Additionally, LucasArts is a "young company" in the fact that it fired every engineer save four in 2004. So they've had to rebuild from scratch - including a substandard engine. This is where Jim comes in, rebuilding the company from the ground up.
Now the head of licensing (Howard Roffman) is now interim president for Lucas Arts and this could spell trouble for the LucasArts division. There are some that believe that more money can be made by licensing the SW and Indiana Jones IP to third party developers than through in-house development. Whether Mr. Roffman's taking over the reigns of LucasArts represents such a shift will be only be revealed in time.

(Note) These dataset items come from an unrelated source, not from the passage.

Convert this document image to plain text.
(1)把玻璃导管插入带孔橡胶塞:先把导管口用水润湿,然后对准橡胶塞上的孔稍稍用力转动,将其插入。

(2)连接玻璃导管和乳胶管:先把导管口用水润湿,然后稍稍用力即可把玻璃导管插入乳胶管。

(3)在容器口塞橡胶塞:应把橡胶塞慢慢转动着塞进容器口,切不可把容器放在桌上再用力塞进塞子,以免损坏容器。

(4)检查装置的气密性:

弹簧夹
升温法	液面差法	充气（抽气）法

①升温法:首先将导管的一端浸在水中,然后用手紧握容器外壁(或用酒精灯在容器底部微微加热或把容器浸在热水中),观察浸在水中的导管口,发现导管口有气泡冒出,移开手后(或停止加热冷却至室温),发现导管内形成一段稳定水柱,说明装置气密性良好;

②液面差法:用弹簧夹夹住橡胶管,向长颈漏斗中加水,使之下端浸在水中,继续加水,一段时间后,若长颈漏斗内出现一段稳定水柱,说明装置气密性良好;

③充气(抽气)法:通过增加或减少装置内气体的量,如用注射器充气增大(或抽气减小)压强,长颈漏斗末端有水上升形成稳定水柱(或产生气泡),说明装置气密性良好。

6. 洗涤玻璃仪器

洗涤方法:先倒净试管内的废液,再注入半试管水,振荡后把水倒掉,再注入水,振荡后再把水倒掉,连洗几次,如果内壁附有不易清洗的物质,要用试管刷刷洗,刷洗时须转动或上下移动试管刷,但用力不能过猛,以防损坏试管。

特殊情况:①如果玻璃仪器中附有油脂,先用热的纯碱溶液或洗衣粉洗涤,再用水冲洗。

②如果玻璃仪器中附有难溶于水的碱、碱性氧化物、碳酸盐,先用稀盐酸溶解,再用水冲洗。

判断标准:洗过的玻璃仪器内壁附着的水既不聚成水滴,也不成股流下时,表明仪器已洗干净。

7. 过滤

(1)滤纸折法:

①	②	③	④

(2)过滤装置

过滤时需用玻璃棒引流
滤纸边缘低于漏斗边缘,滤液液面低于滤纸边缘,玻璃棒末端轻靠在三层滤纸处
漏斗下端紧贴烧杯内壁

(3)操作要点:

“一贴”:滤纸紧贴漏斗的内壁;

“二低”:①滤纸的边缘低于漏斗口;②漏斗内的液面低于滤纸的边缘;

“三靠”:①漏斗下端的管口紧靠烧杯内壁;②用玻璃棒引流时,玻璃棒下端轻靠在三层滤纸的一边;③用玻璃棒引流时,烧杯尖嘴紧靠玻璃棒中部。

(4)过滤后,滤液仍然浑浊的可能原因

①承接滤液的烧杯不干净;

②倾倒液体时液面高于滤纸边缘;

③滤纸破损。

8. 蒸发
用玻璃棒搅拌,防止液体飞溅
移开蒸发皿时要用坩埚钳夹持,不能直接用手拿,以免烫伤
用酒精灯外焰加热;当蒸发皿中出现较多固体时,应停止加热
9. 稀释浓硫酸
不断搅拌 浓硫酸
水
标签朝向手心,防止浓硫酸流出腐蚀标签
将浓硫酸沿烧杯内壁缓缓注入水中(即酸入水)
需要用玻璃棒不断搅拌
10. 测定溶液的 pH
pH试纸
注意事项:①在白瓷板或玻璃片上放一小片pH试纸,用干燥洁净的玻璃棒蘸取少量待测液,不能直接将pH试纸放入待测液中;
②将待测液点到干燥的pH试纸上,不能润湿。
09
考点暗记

But one thing is for sure, Jim Ward was in a no win situation from the start, trying to meet unrealistic expectations - young team and some of the worst tools in the industry to work with. He chose kick ass games over selling out early on a game that was half done. It will be too bad that he will not be with LucasArts to reap the rewards of a job well done. The Force Unleashed will be a steller success (aka won't suck) because of Jim Ward.
And their tool for convergence with ILM is a joke. Zeno is garbage for game design (everything is 4x to 10x more complicated because it's forced to be shared tech with ILM). Saying that it is one of the worst first party developement tools out there would be a fitting description. This may be shocking to the outside but really this is widely accepted as fact by the engineers, designers, artists, producers and animators working at LucasArts. The fact that they they present this in Siggraph as a standard for convergence is a laughable farce. As far as Zeno is concerned it's the model of how *not to do it*. It can be fixed but it won't because the people on the top really don't know how bad things are.